A growing number of countries has signed up to reach net zero emissions by 2050 to prevent the world’s temperature from increasing too much. Higher temperatures have already worsened the frequency and effects of natural disasters such as hurricanes, floods and droughts. A common, shared responsibility is crucial, said Carranza: “We are all responsible to reach the same global sustainability goals in the end. To achieve this, we need to completely transform the energy systems that support our economies.” This transformation requires investment, infrastructure and technology, all working at optimal levels. “It requires talent and insight from decision-makers to build the instruments we need to make the green energy transition happen,” he said. Reducing emissions means that energy use should become more efficient too. “By changing consumption habits drastically, 55 percent of global emissions can be avoided,” continued Carranza. People should not only think about how they produce energy but how they use it, as well.

The transition is already well underway. “Renewables were the only energy sources that did not suffer during the worst of the pandemic lockdowns,” explained Carranza. But the same pandemic has caused a lot of problems: “The economic recession has deepened in several countries and their ability to drive a sustainable recovery is limited,” he warns.
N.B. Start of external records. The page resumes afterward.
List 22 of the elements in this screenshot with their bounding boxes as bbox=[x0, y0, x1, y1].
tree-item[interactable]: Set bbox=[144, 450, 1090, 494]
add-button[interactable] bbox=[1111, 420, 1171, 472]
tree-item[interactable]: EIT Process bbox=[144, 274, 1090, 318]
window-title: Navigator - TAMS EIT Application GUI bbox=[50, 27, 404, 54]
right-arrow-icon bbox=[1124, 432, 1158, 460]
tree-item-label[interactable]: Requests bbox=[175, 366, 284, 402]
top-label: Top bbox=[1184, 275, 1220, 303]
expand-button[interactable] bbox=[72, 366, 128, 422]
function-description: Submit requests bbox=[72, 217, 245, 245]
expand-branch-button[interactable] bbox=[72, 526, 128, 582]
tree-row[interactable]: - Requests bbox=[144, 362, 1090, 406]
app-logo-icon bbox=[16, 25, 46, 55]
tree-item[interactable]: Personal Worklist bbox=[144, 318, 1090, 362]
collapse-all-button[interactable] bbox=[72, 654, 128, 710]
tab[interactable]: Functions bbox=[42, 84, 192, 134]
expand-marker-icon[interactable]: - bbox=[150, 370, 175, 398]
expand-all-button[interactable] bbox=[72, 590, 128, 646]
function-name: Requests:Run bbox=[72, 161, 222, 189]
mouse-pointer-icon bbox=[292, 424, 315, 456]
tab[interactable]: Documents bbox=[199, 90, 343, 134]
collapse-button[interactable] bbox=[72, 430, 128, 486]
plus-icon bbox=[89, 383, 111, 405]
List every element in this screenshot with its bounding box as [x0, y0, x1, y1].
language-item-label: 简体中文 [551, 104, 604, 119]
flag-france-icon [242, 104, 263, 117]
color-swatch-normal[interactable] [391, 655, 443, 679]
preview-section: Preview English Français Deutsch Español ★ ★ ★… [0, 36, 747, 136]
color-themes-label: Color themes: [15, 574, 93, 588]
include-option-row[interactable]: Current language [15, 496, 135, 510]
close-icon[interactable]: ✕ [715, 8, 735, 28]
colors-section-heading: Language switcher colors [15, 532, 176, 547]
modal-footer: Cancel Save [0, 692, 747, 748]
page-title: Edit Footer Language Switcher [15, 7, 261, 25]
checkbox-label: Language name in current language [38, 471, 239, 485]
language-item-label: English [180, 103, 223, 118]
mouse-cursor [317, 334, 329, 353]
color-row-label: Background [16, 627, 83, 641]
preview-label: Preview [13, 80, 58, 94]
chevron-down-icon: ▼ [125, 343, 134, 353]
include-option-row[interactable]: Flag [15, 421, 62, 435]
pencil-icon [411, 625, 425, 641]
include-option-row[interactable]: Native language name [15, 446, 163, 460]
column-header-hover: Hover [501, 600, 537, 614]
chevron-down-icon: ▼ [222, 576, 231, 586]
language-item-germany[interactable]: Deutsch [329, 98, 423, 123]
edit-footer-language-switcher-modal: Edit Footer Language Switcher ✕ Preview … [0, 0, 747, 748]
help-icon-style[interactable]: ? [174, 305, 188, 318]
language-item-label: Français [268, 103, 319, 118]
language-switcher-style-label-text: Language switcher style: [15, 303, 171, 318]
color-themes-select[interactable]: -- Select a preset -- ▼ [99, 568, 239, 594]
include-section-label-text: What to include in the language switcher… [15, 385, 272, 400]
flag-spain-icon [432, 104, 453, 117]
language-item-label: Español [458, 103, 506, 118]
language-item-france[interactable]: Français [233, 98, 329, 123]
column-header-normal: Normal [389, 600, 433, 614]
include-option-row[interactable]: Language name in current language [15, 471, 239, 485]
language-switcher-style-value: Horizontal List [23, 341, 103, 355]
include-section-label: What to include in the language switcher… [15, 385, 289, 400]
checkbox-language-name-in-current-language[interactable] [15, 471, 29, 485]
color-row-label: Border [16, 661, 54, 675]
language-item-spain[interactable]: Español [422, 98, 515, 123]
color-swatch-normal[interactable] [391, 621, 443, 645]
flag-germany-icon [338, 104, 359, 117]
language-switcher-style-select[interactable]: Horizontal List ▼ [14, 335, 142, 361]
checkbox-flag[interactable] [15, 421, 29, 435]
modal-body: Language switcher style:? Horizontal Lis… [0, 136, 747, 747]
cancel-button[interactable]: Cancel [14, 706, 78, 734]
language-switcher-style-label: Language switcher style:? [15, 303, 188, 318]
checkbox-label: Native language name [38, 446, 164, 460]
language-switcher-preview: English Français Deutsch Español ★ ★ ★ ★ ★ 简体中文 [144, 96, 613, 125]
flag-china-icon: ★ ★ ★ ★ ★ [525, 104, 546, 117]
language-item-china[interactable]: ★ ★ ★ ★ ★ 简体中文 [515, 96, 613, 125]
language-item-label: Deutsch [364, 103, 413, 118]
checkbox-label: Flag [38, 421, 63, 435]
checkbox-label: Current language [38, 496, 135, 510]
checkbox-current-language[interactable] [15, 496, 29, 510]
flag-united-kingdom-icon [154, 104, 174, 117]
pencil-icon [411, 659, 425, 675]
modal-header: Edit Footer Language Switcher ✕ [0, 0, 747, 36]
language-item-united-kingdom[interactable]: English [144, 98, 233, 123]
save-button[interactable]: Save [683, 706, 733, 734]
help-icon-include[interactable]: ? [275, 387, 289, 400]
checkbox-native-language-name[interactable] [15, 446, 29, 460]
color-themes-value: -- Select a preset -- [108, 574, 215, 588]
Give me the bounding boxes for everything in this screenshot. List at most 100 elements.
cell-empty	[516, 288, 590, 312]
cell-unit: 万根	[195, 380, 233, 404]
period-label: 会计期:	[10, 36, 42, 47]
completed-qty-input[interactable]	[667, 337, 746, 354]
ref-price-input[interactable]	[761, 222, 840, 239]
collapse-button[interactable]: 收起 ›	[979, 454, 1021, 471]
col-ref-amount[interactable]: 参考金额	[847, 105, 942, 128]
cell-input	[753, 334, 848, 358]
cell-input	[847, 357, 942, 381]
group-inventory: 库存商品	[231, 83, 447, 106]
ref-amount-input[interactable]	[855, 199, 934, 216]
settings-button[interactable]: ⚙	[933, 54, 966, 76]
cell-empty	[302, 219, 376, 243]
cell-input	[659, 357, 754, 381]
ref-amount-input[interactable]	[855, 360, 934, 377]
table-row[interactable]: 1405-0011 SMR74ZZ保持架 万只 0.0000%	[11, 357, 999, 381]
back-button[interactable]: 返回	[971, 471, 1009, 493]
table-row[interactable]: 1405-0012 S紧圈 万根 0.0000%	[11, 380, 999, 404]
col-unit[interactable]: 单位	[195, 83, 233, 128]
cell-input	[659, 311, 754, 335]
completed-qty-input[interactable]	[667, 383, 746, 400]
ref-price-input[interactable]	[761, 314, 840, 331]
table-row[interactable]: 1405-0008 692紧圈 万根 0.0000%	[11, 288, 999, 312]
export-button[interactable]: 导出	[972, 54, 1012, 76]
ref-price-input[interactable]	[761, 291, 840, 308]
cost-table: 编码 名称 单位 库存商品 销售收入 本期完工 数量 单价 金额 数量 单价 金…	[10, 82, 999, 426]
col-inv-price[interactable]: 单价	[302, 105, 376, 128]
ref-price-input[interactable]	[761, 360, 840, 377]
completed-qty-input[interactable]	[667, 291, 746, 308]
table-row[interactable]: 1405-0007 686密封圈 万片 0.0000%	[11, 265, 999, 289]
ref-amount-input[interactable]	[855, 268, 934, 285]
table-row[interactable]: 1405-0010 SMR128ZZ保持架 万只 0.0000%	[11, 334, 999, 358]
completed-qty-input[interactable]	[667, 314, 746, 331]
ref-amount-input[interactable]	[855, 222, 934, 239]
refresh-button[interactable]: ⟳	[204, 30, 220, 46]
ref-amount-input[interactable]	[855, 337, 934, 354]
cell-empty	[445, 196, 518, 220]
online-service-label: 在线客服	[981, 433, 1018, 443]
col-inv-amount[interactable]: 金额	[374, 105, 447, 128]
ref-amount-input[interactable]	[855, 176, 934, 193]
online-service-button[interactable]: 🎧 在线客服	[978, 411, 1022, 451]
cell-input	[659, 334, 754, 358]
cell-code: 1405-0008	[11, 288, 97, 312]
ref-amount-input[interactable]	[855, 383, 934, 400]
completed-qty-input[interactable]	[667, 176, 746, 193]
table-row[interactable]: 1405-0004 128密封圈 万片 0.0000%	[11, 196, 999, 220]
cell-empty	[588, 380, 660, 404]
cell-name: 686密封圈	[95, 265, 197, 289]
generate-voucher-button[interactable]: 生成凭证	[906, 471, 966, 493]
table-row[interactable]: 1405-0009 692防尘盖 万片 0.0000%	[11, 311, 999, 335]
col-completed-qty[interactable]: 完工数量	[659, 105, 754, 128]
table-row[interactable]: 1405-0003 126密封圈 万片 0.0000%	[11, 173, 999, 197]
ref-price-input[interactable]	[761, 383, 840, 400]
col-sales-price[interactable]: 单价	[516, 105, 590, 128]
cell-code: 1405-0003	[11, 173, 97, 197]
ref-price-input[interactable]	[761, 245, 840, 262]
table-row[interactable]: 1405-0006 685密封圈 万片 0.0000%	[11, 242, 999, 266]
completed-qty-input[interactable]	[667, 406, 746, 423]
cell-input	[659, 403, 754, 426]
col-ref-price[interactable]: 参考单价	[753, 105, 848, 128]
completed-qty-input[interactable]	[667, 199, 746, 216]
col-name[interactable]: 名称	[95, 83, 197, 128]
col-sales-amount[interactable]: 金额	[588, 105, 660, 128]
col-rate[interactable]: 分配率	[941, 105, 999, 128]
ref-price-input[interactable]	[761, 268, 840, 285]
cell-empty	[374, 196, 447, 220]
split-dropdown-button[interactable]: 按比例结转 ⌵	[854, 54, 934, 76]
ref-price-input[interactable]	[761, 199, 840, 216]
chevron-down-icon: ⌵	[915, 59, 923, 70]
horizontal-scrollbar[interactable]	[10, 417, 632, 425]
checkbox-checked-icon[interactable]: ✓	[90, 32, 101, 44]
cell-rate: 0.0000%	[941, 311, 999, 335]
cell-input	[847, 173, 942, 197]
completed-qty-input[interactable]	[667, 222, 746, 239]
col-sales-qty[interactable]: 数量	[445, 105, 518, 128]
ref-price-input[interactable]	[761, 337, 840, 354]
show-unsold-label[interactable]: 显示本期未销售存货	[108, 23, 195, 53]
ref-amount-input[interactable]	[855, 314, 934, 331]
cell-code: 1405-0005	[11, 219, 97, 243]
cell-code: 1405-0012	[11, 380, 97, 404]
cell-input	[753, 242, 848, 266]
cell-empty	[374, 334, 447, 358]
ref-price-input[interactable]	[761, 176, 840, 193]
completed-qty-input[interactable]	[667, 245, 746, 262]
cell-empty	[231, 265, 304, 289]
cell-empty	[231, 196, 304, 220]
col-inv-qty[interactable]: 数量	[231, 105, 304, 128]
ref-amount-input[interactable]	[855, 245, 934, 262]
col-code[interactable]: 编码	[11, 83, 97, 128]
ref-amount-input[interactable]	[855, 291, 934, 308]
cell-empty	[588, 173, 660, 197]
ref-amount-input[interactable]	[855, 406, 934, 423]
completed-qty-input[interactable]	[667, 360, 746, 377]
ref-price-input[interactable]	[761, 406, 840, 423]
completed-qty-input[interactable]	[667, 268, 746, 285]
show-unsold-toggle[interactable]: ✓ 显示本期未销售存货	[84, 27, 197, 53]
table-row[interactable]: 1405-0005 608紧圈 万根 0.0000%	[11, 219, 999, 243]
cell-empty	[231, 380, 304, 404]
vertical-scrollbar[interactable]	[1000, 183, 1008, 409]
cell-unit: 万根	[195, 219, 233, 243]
The different speed at which countries embrace sustainability deeply impacts the global energy transition. “Developing economies represent two thirds of the global population but only one fifth of the clean energy investment. What is more, they only have access to 10 percent of the world’s financial capabilities,” he stated. This poses a problem: if the energy transition does not accelerate, the goals that need to be achieved remain forever out of sight. The low costs of wind and solar energy luckily can turn the tables for developing economies, thinks Carranza. “Finding and establishing the right conditions for these grand investments and installing renewable energy rapidly is one of the biggest challenges of our time,” he said.

So, what is the status of Mexico’ developing economy within this transition? Carranza said that Mexico has committed to reducing greenhouse gas emissions by 22 percent and carbon emissions by 51 percent by 2030, against numbers from 2013. The country’s growing share of clean energy helps in this regard: the share of clean energy in the power production matrix has grown by 12.19 percent from 2020 to April 2021. This increase is driven mainly by wind and solar projects that were undergoing operational tests when the last PRODESEN concluded, giving clean energy a boost from 25,594 MW to 28,714 MW. Nevertheless, industry insiders warn that renewable energy development is not going as fast as it should in an uncertain environment. Carranza agrees that more renewable capacity is needed. Furthermore, energy use should be optimized, promoting electric vehicles, sustainable financing and a cleaner economy.

The role of the government is paramount: “The government has the opportunity to develop and implement credible plans to meet reasonable targets that foster investor, industry and citizen confidence,” stressed Carranza. Through concrete action, the integration of sustainable financing and the construction of the energy transition under a long-term vision can ensure Mexico becomes a sustainable economy. “The upcoming economic package for 2022 and a potential third package of infrastructure represent excellent opportunities to advance this on the short term,” Carranza concluded.